I told you about the letter I wrote to the Mother where I described my syllabus of the spiritual history of India. I would like to take this opportunity to read out to you the answer of the Mother. It’s a short answer, but I would like to tell you what Mother told me because it is very relevant to the present question.
You were trying to show the continuity of history with Sri Aurobindo as the outcome, the culmination. It is false entirely. Sri Aurobindo does not belong to history. He is outside and beyond history. Until the birth of Sri Aurobindo, religions and spiritualities were always centered on past figures, and they were showing as a goal the negation of life upon the earth. So you had a choice between two alternatives: either a life in this world with its round of petty pleasures and pains, joys and sufferings, threatened by Hell if you were not behaving properly; or an escape into another world — Heaven, Nirvana, moksha, liberation. Between these two there is nothing much to choose: They are equally bad. Sri Aurobindo has told us that this was the fundamental mistake which accounts for the weakness and degradation of India. Buddhism, Jainism, Illusionism were sufficient to sap all energy out of the country. True, India is the only place in the world which is still aware that something else than Matter exists, the other countries have forgotten it, Europe, America and elsewhere. That is why she still has a message to preserve and deliver to the world. But at present she is splashing and floundering in the muddle. Sri Aurobindo has shown that the Truth does not lie in running away from the earthly life, but in remaining in it to transform it, divinize it, so that the Divine can manifest here in this physical world.

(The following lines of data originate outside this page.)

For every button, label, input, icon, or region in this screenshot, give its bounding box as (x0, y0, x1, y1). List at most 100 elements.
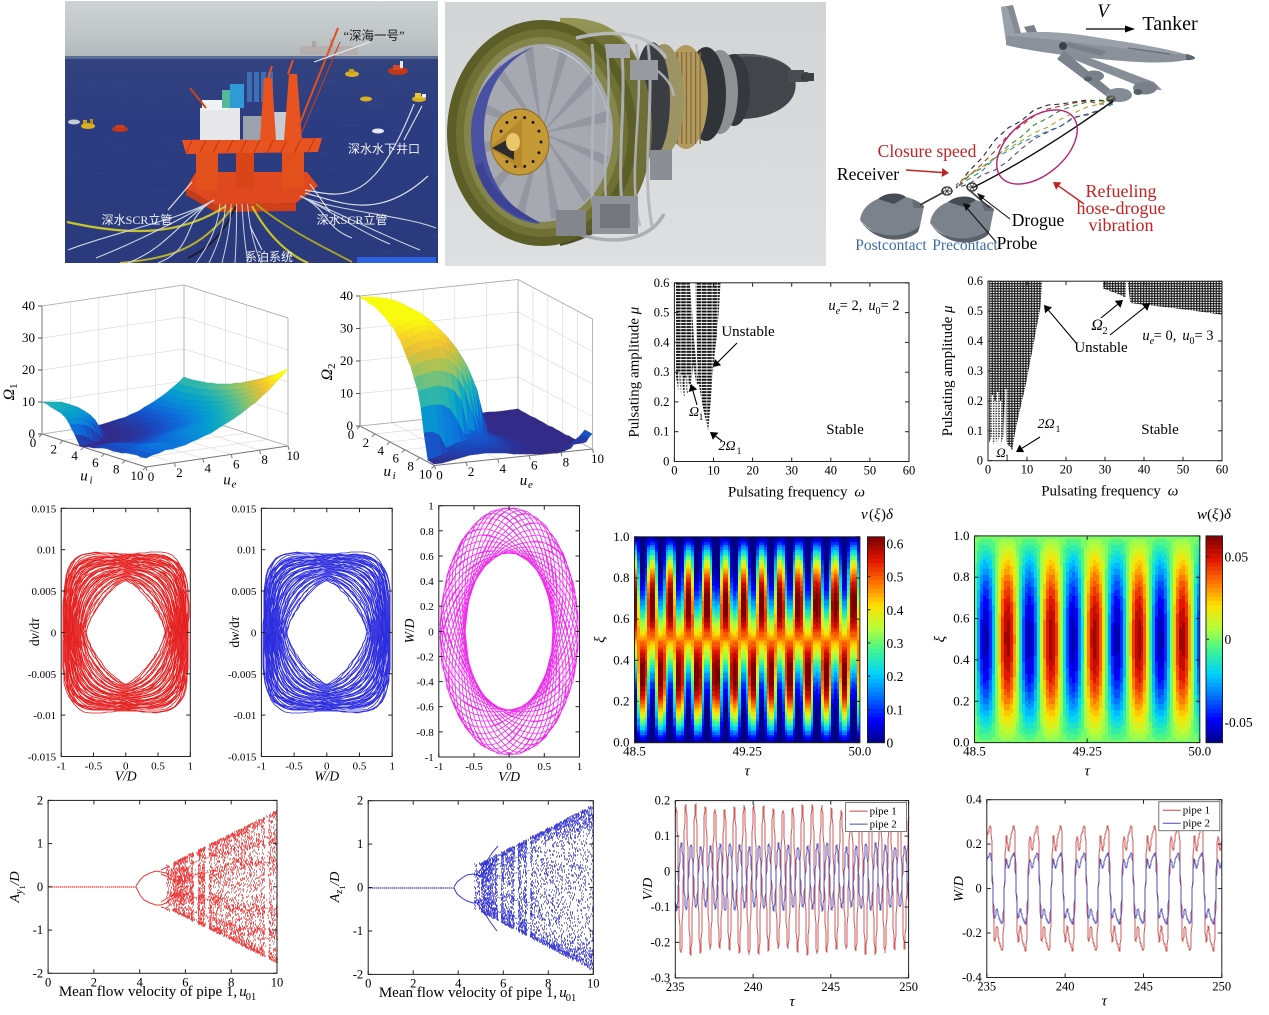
svg-text:-0.015: -0.015 (28, 752, 57, 764)
svg-text:30: 30 (340, 321, 353, 336)
svg-text:0.4: 0.4 (966, 793, 982, 807)
svg-text:235: 235 (977, 980, 996, 994)
svg-text:e: e (836, 306, 841, 317)
svg-text:10: 10 (591, 451, 604, 466)
svg-text:10: 10 (707, 464, 720, 478)
svg-text:4: 4 (378, 443, 385, 458)
svg-text:i: i (393, 470, 396, 482)
svg-text:Ω2: Ω2 (319, 363, 338, 380)
svg-text:Postcontact: Postcontact (855, 237, 927, 254)
svg-text:49.25: 49.25 (1073, 744, 1102, 759)
svg-text:1: 1 (389, 761, 395, 773)
svg-text:0.05: 0.05 (1225, 550, 1249, 565)
svg-text:0.1: 0.1 (967, 424, 983, 438)
svg-text:-0.6: -0.6 (416, 702, 434, 714)
svg-text:-0.8: -0.8 (416, 727, 434, 739)
svg-text:0.6: 0.6 (420, 551, 434, 563)
svg-text:-0.015: -0.015 (228, 752, 257, 764)
svg-text:v: v (861, 507, 868, 523)
svg-text:0.5: 0.5 (967, 304, 983, 318)
svg-text:0.4: 0.4 (967, 334, 983, 348)
svg-text:ξ: ξ (933, 635, 949, 642)
svg-text:0.5: 0.5 (887, 570, 904, 585)
svg-text:τ: τ (1085, 764, 1091, 780)
svg-text:0.0: 0.0 (613, 735, 629, 750)
svg-text:0.3: 0.3 (887, 636, 904, 651)
svg-text:u: u (223, 473, 231, 489)
svg-text:1.0: 1.0 (953, 528, 969, 543)
svg-text:hose-drogue: hose-drogue (1077, 198, 1166, 218)
svg-text:10: 10 (340, 386, 353, 401)
svg-text:2: 2 (51, 442, 58, 457)
svg-text:2: 2 (37, 793, 43, 807)
svg-text:Stable: Stable (826, 422, 864, 438)
svg-text:dv/dτ: dv/dτ (27, 617, 42, 646)
svg-text:250: 250 (1212, 980, 1231, 994)
svg-text:6: 6 (233, 456, 240, 471)
svg-text:Stable: Stable (1141, 422, 1179, 438)
svg-text:pipe 2: pipe 2 (1183, 818, 1210, 830)
svg-text:0.2: 0.2 (887, 669, 904, 684)
svg-text:Az1/D: Az1/D (328, 872, 347, 904)
svg-text:深水SCR立管: 深水SCR立管 (102, 212, 173, 227)
svg-text:240: 240 (1056, 980, 1075, 994)
svg-text:1.0: 1.0 (613, 529, 629, 544)
svg-text:V/D: V/D (115, 769, 137, 784)
svg-text:0.2: 0.2 (613, 693, 629, 708)
svg-text:0.5: 0.5 (353, 761, 367, 773)
svg-text:0: 0 (30, 435, 37, 450)
svg-text:0.6: 0.6 (613, 611, 630, 626)
svg-text:0.5: 0.5 (151, 761, 165, 773)
svg-text:0: 0 (976, 882, 982, 896)
svg-text:Unstable: Unstable (1074, 340, 1128, 356)
svg-text:= 2,: = 2, (840, 298, 863, 314)
svg-text:48.5: 48.5 (963, 744, 986, 759)
svg-text:= 2: = 2 (880, 298, 899, 314)
svg-text:系泊系统: 系泊系统 (245, 250, 293, 264)
svg-text:e: e (528, 479, 533, 491)
svg-text:0: 0 (148, 469, 155, 484)
svg-text:20: 20 (746, 464, 759, 478)
svg-text:2: 2 (357, 794, 363, 808)
svg-text:V/D: V/D (641, 878, 656, 901)
svg-text:-0.005: -0.005 (228, 669, 257, 681)
svg-text:50: 50 (1177, 463, 1190, 477)
svg-text:u: u (383, 464, 391, 480)
svg-text:-0.5: -0.5 (285, 761, 303, 773)
svg-text:8: 8 (228, 975, 234, 989)
svg-text:0: 0 (977, 454, 983, 468)
svg-text:Pulsating amplitude μ: Pulsating amplitude μ (626, 306, 642, 437)
svg-text:2: 2 (176, 465, 183, 480)
svg-text:-0.01: -0.01 (33, 710, 56, 722)
svg-text:0.2: 0.2 (953, 693, 969, 708)
svg-text:60: 60 (1216, 463, 1229, 477)
svg-text:0: 0 (506, 761, 512, 773)
svg-text:深水水下井口: 深水水下井口 (348, 142, 420, 156)
svg-text:250: 250 (899, 980, 918, 994)
svg-text:τ: τ (789, 994, 795, 1010)
svg-text:δ: δ (1224, 507, 1232, 523)
svg-text:0: 0 (876, 306, 881, 317)
svg-text:W/D: W/D (314, 769, 339, 784)
svg-text:Unstable: Unstable (721, 324, 775, 340)
svg-text:-0.005: -0.005 (28, 669, 57, 681)
svg-text:4: 4 (205, 461, 212, 476)
svg-text:0.8: 0.8 (613, 570, 629, 585)
svg-text:pipe 1: pipe 1 (1183, 805, 1210, 817)
svg-text:-0.3: -0.3 (651, 971, 671, 985)
svg-text:0: 0 (348, 427, 355, 442)
svg-text:0: 0 (664, 865, 670, 879)
svg-text:10: 10 (1021, 463, 1034, 477)
svg-text:-1: -1 (257, 761, 266, 773)
svg-text:Probe: Probe (997, 233, 1038, 253)
svg-text:ξ: ξ (874, 507, 881, 523)
svg-text:pipe 2: pipe 2 (870, 819, 897, 831)
svg-text:0.015: 0.015 (232, 503, 257, 515)
svg-text:-0.4: -0.4 (416, 677, 434, 689)
svg-text:u: u (239, 984, 247, 1000)
svg-text:20: 20 (340, 353, 353, 368)
svg-text:40: 40 (825, 464, 838, 478)
svg-text:-0.4: -0.4 (962, 971, 983, 985)
svg-text:-2: -2 (33, 966, 43, 980)
svg-text:0.8: 0.8 (420, 526, 434, 538)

Then she addresses me and says:
You should tell all this at the first sitting. You should be square and frank.
Then, when this is told, strongly, squarely, and there is no doubt about it—and then only—you can go on and amuse them with the history of religions and religious or spiritual leaders.
Then—and then only—you will be able to show the seed of weakness and falsehood that they have harbored and proclaimed.

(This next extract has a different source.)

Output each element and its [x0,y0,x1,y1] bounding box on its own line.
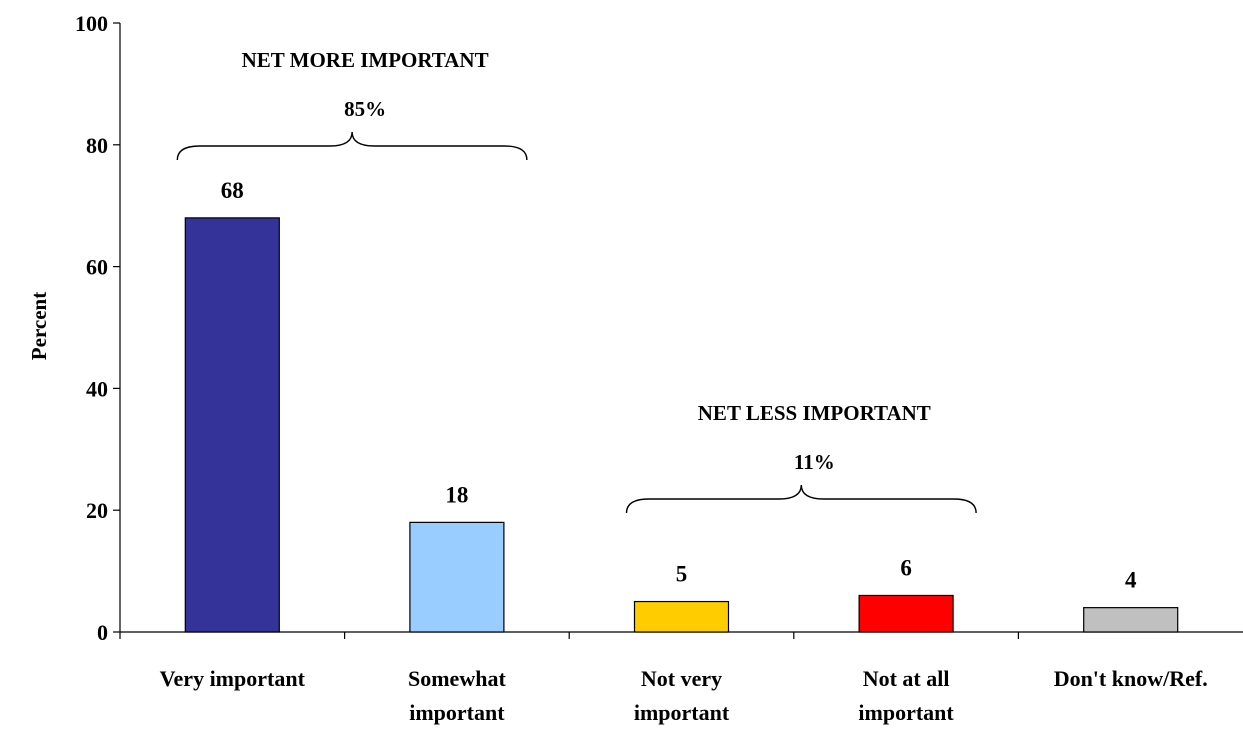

Then—and then only—you will be able to discern, from time to time, from place to place, an “intuition” that something else is possible: in the Vedas, for instance (the injunction to descend deep into the cave of the Panis); in the Tantras also … a little light burning.
The Mother, Mother's Agenda — 1967: April 5, 1967
I may add that you could adopt as motto for your first project this quotation of Sri Aurobindo:
“We do not belong to the past dawns, but to the noons of the future.”
(Essays on the Gita)
This is the third discovery of the Veda, about the Supermind, and I told you how Sri Aurobindo goes beyond — it’s not beyond, but something new that was not even conceived in the Veda.
In a sense, by telling you all this I have told you also what Sri Aurobindo has done with regard to the two other discoveries: the discovery of the Supreme Reality, and the discovery of the completeness of knowledge, the integrality of knowledge that we find in the Veda, and the Yoga of the Veda.
So with regard to each one of these five discoveries, there is in Sri Aurobindo, as Mother says, “the presence of the noons of the future”.